Books Online for SQL Server SP3 at
http://www.microsoft.com/sql/techin.../2000/books.asp|||Here is how a SELECT works in SQL ... at least in theory. Real
products will optimize things when they can.

a) Start in the FROM clause and build a working table from all of the
joins, unions, intersections, and whatever other table constructors are
there. The table expression> AS <correlation name> option allows you
give a name to this working table which you then have to use for the
rest of the containing query.

b) Go to the WHERE clause and remove rows that do not pass criteria;
that is, that do not test to TRUE (reject UNKNOWN and FALSE). The
WHERE clause is applied to the working set in the FROM clause.

c) Go to the optional GROUP BY clause, make groups and reduce each
group to a single row, replacing the original working table with the
new grouped table. The rows of a grouped table must be group
characteristics: (1) a grouping column (2) a statistic about the group
(i.e. aggregate functions) (3) a function or (4) an expression made up
those three items.

d) Go to the optional HAVING clause and apply it against the grouped
working table; if there was no GROUP BY clause, treat the entire table
as one group.

e) Go to the SELECT clause and construct the expressions in the list.
This means that the scalar subqueries, function calls and expressions
in the SELECT are done after all the other clauses are done. The
"AS" operator can also give names to expressions in the SELECT
list. These new names come into existence all at once, but after the
WHERE clause, GROUP BY clause and HAVING clause has been executed; you
cannot use them in the SELECT list or the WHERE clause for that reason.

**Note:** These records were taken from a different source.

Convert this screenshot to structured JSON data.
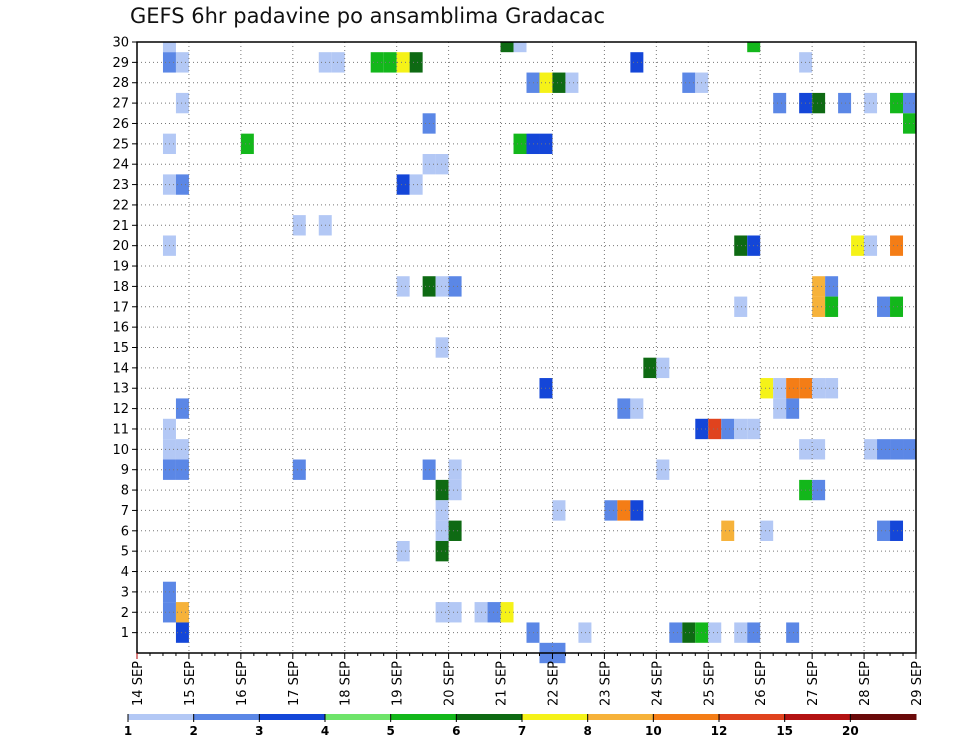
{
  "chart_data": {
    "type": "heatmap",
    "title": "GEFS 6hr padavine po ansamblima Gradacac",
    "xlabel": "",
    "ylabel": "",
    "x_tick_labels": [
      "14 SEP",
      "15 SEP",
      "16 SEP",
      "17 SEP",
      "18 SEP",
      "19 SEP",
      "20 SEP",
      "21 SEP",
      "22 SEP",
      "23 SEP",
      "24 SEP",
      "25 SEP",
      "26 SEP",
      "27 SEP",
      "28 SEP",
      "29 SEP"
    ],
    "x_units": "6-hour steps from 14 SEP 00Z",
    "xlim": [
      0,
      60
    ],
    "y_tick_labels": [
      "1",
      "2",
      "3",
      "4",
      "5",
      "6",
      "7",
      "8",
      "9",
      "10",
      "11",
      "12",
      "13",
      "14",
      "15",
      "16",
      "17",
      "18",
      "19",
      "20",
      "21",
      "22",
      "23",
      "24",
      "25",
      "26",
      "27",
      "28",
      "29",
      "30"
    ],
    "ylim": [
      0,
      30
    ],
    "grid": true,
    "colorbar": {
      "labels": [
        "1",
        "2",
        "3",
        "4",
        "5",
        "6",
        "7",
        "8",
        "10",
        "12",
        "15",
        "20"
      ],
      "colors": [
        "#b3c8f5",
        "#5b87e6",
        "#1446d8",
        "#6ee46a",
        "#13b71b",
        "#0e6a13",
        "#f5f218",
        "#f6b23a",
        "#f47d16",
        "#e0431e",
        "#b31212",
        "#6a0a0a"
      ]
    },
    "cells": [
      {
        "x": 3,
        "y": 30,
        "v": 1
      },
      {
        "x": 29,
        "y": 30,
        "v": 6
      },
      {
        "x": 30,
        "y": 30,
        "v": 1
      },
      {
        "x": 48,
        "y": 30,
        "v": 5
      },
      {
        "x": 3,
        "y": 29,
        "v": 2
      },
      {
        "x": 4,
        "y": 29,
        "v": 1
      },
      {
        "x": 15,
        "y": 29,
        "v": 1
      },
      {
        "x": 16,
        "y": 29,
        "v": 1
      },
      {
        "x": 19,
        "y": 29,
        "v": 5
      },
      {
        "x": 20,
        "y": 29,
        "v": 5
      },
      {
        "x": 21,
        "y": 29,
        "v": 7
      },
      {
        "x": 22,
        "y": 29,
        "v": 6
      },
      {
        "x": 39,
        "y": 29,
        "v": 3
      },
      {
        "x": 52,
        "y": 29,
        "v": 1
      },
      {
        "x": 31,
        "y": 28,
        "v": 2
      },
      {
        "x": 32,
        "y": 28,
        "v": 7
      },
      {
        "x": 33,
        "y": 28,
        "v": 6
      },
      {
        "x": 34,
        "y": 28,
        "v": 1
      },
      {
        "x": 43,
        "y": 28,
        "v": 2
      },
      {
        "x": 44,
        "y": 28,
        "v": 1
      },
      {
        "x": 4,
        "y": 27,
        "v": 1
      },
      {
        "x": 50,
        "y": 27,
        "v": 2
      },
      {
        "x": 52,
        "y": 27,
        "v": 3
      },
      {
        "x": 53,
        "y": 27,
        "v": 6
      },
      {
        "x": 55,
        "y": 27,
        "v": 2
      },
      {
        "x": 57,
        "y": 27,
        "v": 1
      },
      {
        "x": 59,
        "y": 27,
        "v": 5
      },
      {
        "x": 60,
        "y": 27,
        "v": 2
      },
      {
        "x": 23,
        "y": 26,
        "v": 2
      },
      {
        "x": 60,
        "y": 26,
        "v": 5
      },
      {
        "x": 3,
        "y": 25,
        "v": 1
      },
      {
        "x": 9,
        "y": 25,
        "v": 5
      },
      {
        "x": 30,
        "y": 25,
        "v": 5
      },
      {
        "x": 31,
        "y": 25,
        "v": 3
      },
      {
        "x": 32,
        "y": 25,
        "v": 3
      },
      {
        "x": 23,
        "y": 24,
        "v": 1
      },
      {
        "x": 24,
        "y": 24,
        "v": 1
      },
      {
        "x": 3,
        "y": 23,
        "v": 1
      },
      {
        "x": 4,
        "y": 23,
        "v": 2
      },
      {
        "x": 21,
        "y": 23,
        "v": 3
      },
      {
        "x": 22,
        "y": 23,
        "v": 1
      },
      {
        "x": 13,
        "y": 21,
        "v": 1
      },
      {
        "x": 15,
        "y": 21,
        "v": 1
      },
      {
        "x": 3,
        "y": 20,
        "v": 1
      },
      {
        "x": 47,
        "y": 20,
        "v": 6
      },
      {
        "x": 48,
        "y": 20,
        "v": 3
      },
      {
        "x": 56,
        "y": 20,
        "v": 7
      },
      {
        "x": 57,
        "y": 20,
        "v": 1
      },
      {
        "x": 59,
        "y": 20,
        "v": 10
      },
      {
        "x": 21,
        "y": 18,
        "v": 1
      },
      {
        "x": 23,
        "y": 18,
        "v": 6
      },
      {
        "x": 24,
        "y": 18,
        "v": 1
      },
      {
        "x": 25,
        "y": 18,
        "v": 2
      },
      {
        "x": 53,
        "y": 18,
        "v": 8
      },
      {
        "x": 54,
        "y": 18,
        "v": 2
      },
      {
        "x": 47,
        "y": 17,
        "v": 1
      },
      {
        "x": 53,
        "y": 17,
        "v": 8
      },
      {
        "x": 54,
        "y": 17,
        "v": 5
      },
      {
        "x": 58,
        "y": 17,
        "v": 2
      },
      {
        "x": 59,
        "y": 17,
        "v": 5
      },
      {
        "x": 24,
        "y": 15,
        "v": 1
      },
      {
        "x": 40,
        "y": 14,
        "v": 6
      },
      {
        "x": 41,
        "y": 14,
        "v": 1
      },
      {
        "x": 32,
        "y": 13,
        "v": 3
      },
      {
        "x": 49,
        "y": 13,
        "v": 7
      },
      {
        "x": 50,
        "y": 13,
        "v": 1
      },
      {
        "x": 51,
        "y": 13,
        "v": 10
      },
      {
        "x": 52,
        "y": 13,
        "v": 10
      },
      {
        "x": 53,
        "y": 13,
        "v": 1
      },
      {
        "x": 54,
        "y": 13,
        "v": 1
      },
      {
        "x": 4,
        "y": 12,
        "v": 2
      },
      {
        "x": 38,
        "y": 12,
        "v": 2
      },
      {
        "x": 39,
        "y": 12,
        "v": 1
      },
      {
        "x": 50,
        "y": 12,
        "v": 1
      },
      {
        "x": 51,
        "y": 12,
        "v": 2
      },
      {
        "x": 3,
        "y": 11,
        "v": 1
      },
      {
        "x": 44,
        "y": 11,
        "v": 3
      },
      {
        "x": 45,
        "y": 11,
        "v": 12
      },
      {
        "x": 46,
        "y": 11,
        "v": 2
      },
      {
        "x": 47,
        "y": 11,
        "v": 1
      },
      {
        "x": 48,
        "y": 11,
        "v": 1
      },
      {
        "x": 3,
        "y": 10,
        "v": 1
      },
      {
        "x": 4,
        "y": 10,
        "v": 1
      },
      {
        "x": 52,
        "y": 10,
        "v": 1
      },
      {
        "x": 53,
        "y": 10,
        "v": 1
      },
      {
        "x": 57,
        "y": 10,
        "v": 1
      },
      {
        "x": 58,
        "y": 10,
        "v": 2
      },
      {
        "x": 59,
        "y": 10,
        "v": 2
      },
      {
        "x": 60,
        "y": 10,
        "v": 2
      },
      {
        "x": 3,
        "y": 9,
        "v": 2
      },
      {
        "x": 4,
        "y": 9,
        "v": 2
      },
      {
        "x": 13,
        "y": 9,
        "v": 2
      },
      {
        "x": 23,
        "y": 9,
        "v": 2
      },
      {
        "x": 25,
        "y": 9,
        "v": 1
      },
      {
        "x": 41,
        "y": 9,
        "v": 1
      },
      {
        "x": 24,
        "y": 8,
        "v": 6
      },
      {
        "x": 25,
        "y": 8,
        "v": 1
      },
      {
        "x": 52,
        "y": 8,
        "v": 5
      },
      {
        "x": 53,
        "y": 8,
        "v": 2
      },
      {
        "x": 24,
        "y": 7,
        "v": 1
      },
      {
        "x": 33,
        "y": 7,
        "v": 1
      },
      {
        "x": 37,
        "y": 7,
        "v": 2
      },
      {
        "x": 38,
        "y": 7,
        "v": 10
      },
      {
        "x": 39,
        "y": 7,
        "v": 3
      },
      {
        "x": 24,
        "y": 6,
        "v": 1
      },
      {
        "x": 25,
        "y": 6,
        "v": 6
      },
      {
        "x": 46,
        "y": 6,
        "v": 8
      },
      {
        "x": 49,
        "y": 6,
        "v": 1
      },
      {
        "x": 58,
        "y": 6,
        "v": 2
      },
      {
        "x": 59,
        "y": 6,
        "v": 3
      },
      {
        "x": 21,
        "y": 5,
        "v": 1
      },
      {
        "x": 24,
        "y": 5,
        "v": 6
      },
      {
        "x": 3,
        "y": 3,
        "v": 2
      },
      {
        "x": 3,
        "y": 2,
        "v": 2
      },
      {
        "x": 4,
        "y": 2,
        "v": 8
      },
      {
        "x": 24,
        "y": 2,
        "v": 1
      },
      {
        "x": 25,
        "y": 2,
        "v": 1
      },
      {
        "x": 27,
        "y": 2,
        "v": 1
      },
      {
        "x": 28,
        "y": 2,
        "v": 2
      },
      {
        "x": 29,
        "y": 2,
        "v": 7
      },
      {
        "x": 4,
        "y": 1,
        "v": 3
      },
      {
        "x": 31,
        "y": 1,
        "v": 2
      },
      {
        "x": 35,
        "y": 1,
        "v": 1
      },
      {
        "x": 42,
        "y": 1,
        "v": 2
      },
      {
        "x": 43,
        "y": 1,
        "v": 6
      },
      {
        "x": 44,
        "y": 1,
        "v": 5
      },
      {
        "x": 45,
        "y": 1,
        "v": 1
      },
      {
        "x": 47,
        "y": 1,
        "v": 1
      },
      {
        "x": 48,
        "y": 1,
        "v": 2
      },
      {
        "x": 51,
        "y": 1,
        "v": 2
      },
      {
        "x": 32,
        "y": 0,
        "v": 2
      },
      {
        "x": 33,
        "y": 0,
        "v": 2
      }
    ]
  }
}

If there is a SELECT DISTINCT, then redundant duplicate rows are
removed. For purposes of defining a duplicate row, NULLs are treated
as matching (just like in the GROUP BY).

f) Nested query expressions follow the usual scoping rules you would
expect from a block structured language like C, Pascal, Algol, etc.
Namely, the innermost queries can reference columns and tables in the
queries in which they are contained.

g) The ORDER BY clause is part of a cursor, not a query. The result
set is passed to the cursor, which can only see the names in the SELECT
clause list, and the sorting is done there. The ORDER BY clause cannot
have expression in it, or references to other columns because the
result set has been converted into a sequential file structure and that
is what is being sorted.

As you can see, things happen "all at once" in SQL, not from left to
right as they would in a sequential file/proceudral language model. In
those languages, these two statements produce different results:
READ (a, b, c) FROM File_X;
READ (c, a, b) FROM File_X;

while these two statements return the same data:

SELECT a, b, c FROM Table_X;
SELECT c, a, b FROM Table_X;

Think about what a confused mess this statement is in the SQL model.

SELECT f(c2) AS c1, f(c1) AS c2 FROM Foobar;
That is why such nonsense is illegal syntax.